Enfin, notre analyse montre comment il est possible d’échantillonner, de classer et de comparer divers think tanks en soumettant ces classifications aux distinctions qui deviennent saillantes en fonction de la question de recherche choisie. En effet, les paramètres de variation des think tanks (leurs rapports à différents champs) peuvent servir à construire des catégories opératoires plus significatives que le taxon général lui-même, et ce, en fonction de la question de recherche choisie. La reconnaissance que certains think tanks puissent être davantage intégrés aux universités ou à l’État n’écarte pas, par exemple, l’option d’étudier les effets de l’organisation privée de la recherche pour autant que l’on a recours à une stratégie d’échantillonnage qui opérationnalise l’analyse de cas appropriés pour cette question.

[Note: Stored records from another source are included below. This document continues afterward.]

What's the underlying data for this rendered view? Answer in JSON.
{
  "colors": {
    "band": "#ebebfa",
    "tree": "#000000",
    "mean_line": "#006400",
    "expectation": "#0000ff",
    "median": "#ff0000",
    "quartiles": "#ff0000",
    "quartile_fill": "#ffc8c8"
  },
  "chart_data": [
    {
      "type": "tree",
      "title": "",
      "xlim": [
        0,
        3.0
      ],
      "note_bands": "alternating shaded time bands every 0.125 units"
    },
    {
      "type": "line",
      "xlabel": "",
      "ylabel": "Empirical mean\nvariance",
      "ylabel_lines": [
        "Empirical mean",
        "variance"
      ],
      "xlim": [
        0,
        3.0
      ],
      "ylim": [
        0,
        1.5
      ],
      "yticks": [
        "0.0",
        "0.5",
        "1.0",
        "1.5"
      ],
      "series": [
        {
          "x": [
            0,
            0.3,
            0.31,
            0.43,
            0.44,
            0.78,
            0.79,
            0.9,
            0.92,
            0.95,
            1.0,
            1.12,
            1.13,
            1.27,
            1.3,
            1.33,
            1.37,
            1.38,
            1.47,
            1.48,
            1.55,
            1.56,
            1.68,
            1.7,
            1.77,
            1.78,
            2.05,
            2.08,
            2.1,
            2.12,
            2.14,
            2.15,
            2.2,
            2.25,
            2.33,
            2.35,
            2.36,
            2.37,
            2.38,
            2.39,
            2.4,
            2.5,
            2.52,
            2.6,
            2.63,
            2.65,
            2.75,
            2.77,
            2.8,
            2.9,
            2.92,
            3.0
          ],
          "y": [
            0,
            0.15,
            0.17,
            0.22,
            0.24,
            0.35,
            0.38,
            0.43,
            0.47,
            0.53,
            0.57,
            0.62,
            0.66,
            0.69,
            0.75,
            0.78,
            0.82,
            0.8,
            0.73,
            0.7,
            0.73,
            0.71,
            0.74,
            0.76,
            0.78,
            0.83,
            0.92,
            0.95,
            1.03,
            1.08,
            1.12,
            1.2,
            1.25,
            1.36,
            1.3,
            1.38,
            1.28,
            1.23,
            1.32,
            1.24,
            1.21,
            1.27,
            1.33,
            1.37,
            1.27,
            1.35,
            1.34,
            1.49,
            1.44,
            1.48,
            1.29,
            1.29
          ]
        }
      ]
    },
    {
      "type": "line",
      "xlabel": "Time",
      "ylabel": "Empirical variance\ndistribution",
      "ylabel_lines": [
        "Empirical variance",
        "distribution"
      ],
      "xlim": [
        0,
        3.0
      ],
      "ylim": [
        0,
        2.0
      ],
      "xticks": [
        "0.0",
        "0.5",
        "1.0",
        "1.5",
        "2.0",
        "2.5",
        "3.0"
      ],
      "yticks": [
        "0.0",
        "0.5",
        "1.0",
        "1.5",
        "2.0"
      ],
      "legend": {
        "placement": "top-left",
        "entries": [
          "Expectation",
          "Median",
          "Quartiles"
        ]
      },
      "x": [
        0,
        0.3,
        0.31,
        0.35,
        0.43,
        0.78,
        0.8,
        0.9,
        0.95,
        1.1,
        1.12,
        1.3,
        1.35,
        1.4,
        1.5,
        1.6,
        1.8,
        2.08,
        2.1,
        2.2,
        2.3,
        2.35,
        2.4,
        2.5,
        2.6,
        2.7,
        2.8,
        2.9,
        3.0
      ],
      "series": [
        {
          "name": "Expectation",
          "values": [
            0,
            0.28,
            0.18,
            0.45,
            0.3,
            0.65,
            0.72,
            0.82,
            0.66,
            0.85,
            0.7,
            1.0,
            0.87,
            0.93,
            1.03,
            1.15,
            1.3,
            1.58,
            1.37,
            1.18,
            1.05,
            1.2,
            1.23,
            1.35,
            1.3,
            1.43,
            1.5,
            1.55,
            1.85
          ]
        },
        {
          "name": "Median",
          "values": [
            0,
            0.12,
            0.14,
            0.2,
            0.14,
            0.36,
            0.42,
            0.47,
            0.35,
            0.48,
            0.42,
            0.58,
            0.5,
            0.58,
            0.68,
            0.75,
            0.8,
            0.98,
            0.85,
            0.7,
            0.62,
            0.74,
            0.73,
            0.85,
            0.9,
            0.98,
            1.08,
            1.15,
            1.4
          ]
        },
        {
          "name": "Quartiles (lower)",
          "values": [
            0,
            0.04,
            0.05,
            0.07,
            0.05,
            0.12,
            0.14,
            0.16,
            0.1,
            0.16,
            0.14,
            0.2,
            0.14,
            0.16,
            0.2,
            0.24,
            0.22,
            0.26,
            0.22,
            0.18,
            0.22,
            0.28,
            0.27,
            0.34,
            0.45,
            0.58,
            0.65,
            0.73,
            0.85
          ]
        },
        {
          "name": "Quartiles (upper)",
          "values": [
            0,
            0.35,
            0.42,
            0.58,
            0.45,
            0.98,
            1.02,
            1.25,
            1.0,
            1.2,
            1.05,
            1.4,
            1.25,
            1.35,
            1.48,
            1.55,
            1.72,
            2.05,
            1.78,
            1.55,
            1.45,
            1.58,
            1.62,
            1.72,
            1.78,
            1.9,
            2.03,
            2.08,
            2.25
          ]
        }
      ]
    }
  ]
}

On peut dire la même chose des think tanks qui entretiennent des rapports avec la recherche militante ou les réseaux de consultation de l’État. Ils peuvent, de la même manière, être situés pour être mieux échantillonnée. Au Canada, les think tanks militants demandent les services d’intellectuels et d’universitaires tout en rejoignant les préoccupations d’acteurs politiques et économiques alors que les think tanks plus centristes ou technocratiques complètent ces liens hybrides en se rattachant aux sous-secteurs du champ bureaucratique qui les concernent (Landry 2021b). Par contre, la disponibilité de ces niches (politiques, universitaires, bureaucratiques, économiques, etc.) et, par conséquent, la démographie des think tanks de différents types  varient considérablement en fonction des institutions politiques et économiques de différents contextes de gouvernance et leur tendance, par exemple, à isoler le fonctionnement des champs bureaucratique et politique ou encore à contrôler ou à libéraliser leurs forces économiques (Weiss 1992 ; Howlett et Lindquist 2007 ; Béland, 2009 ; Campbell et Pedersen 2011 ; 2014 ; Craft et Halligan 2017 ; Abelson 2018 ; Ruser 2018). C’est le propre de la posture hybride des think tanks d’être capables de s’adapter et de se présenter différemment en fonction du type de niches qu’ils intègrent (militant, politique, universitaire, bureaucratique ou autre), voire selon leur site d’intégration et le type d’engagement en matière de politiques publiques que cela engage (Landry 2021b).

Conclusion

Les paramètres culturels de la catégorie think tank suggèrent que leur hybridité et leur mutabilité sont des éléments constitutifs de leur nature à titre de catégorie sociale. À ce titre, il est probablement futile de chercher à définir le think tank comme un objet immuable pouvant être classé et comparé sans ambiguïté. Néanmoins, il demeure possible de décrire les propriétés qui donnent à ces organisations autant leur air de famille que leur élasticité taxonomique. C’est en effet leur position en porte-à-faux entre les logiques d’action des champs universitaire, politique, bureaucratique, économique et médiatique qui leur confère autant leur caractère ambivalent et leur diversité que la fonction générale de produire et de faire circuler des connaissances, des idées et des discours d’expertise sur les politiques publiques. En d’autres mots, les paramètres de leur hybridité, ou encore de leur ambiguïté, ne sont pas illimités et ils attribuent à ces organisations des positions particulières aux marges de la recherche et du politique. Ces organisations cessent d’être des think tanks lorsqu’elles abandonnent cette spécificité ou lorsqu’elles sont absorbées dans la logique d’un seul champ. Cette hybridité comporte des avantages liés à la double articulation des objectifs et des formes de légitimité des mondes de la science et de la politique. Elle offre aussi une position stratégique pour agir sur la frontière entre ces mondes et, par conséquent, sur leurs normes respectives. Cependant, les paysages de think tanks de contextes de gouvernance distincts se présentent différemment selon le type de niches hybrides que soutiennent les institutions et les forces sociales dominantes. Enfin, les paramètres de variation de ces organisations peuvent aussi être décrits pour guider la formulation d’échantillons qui s’adaptent aux questions de recherche.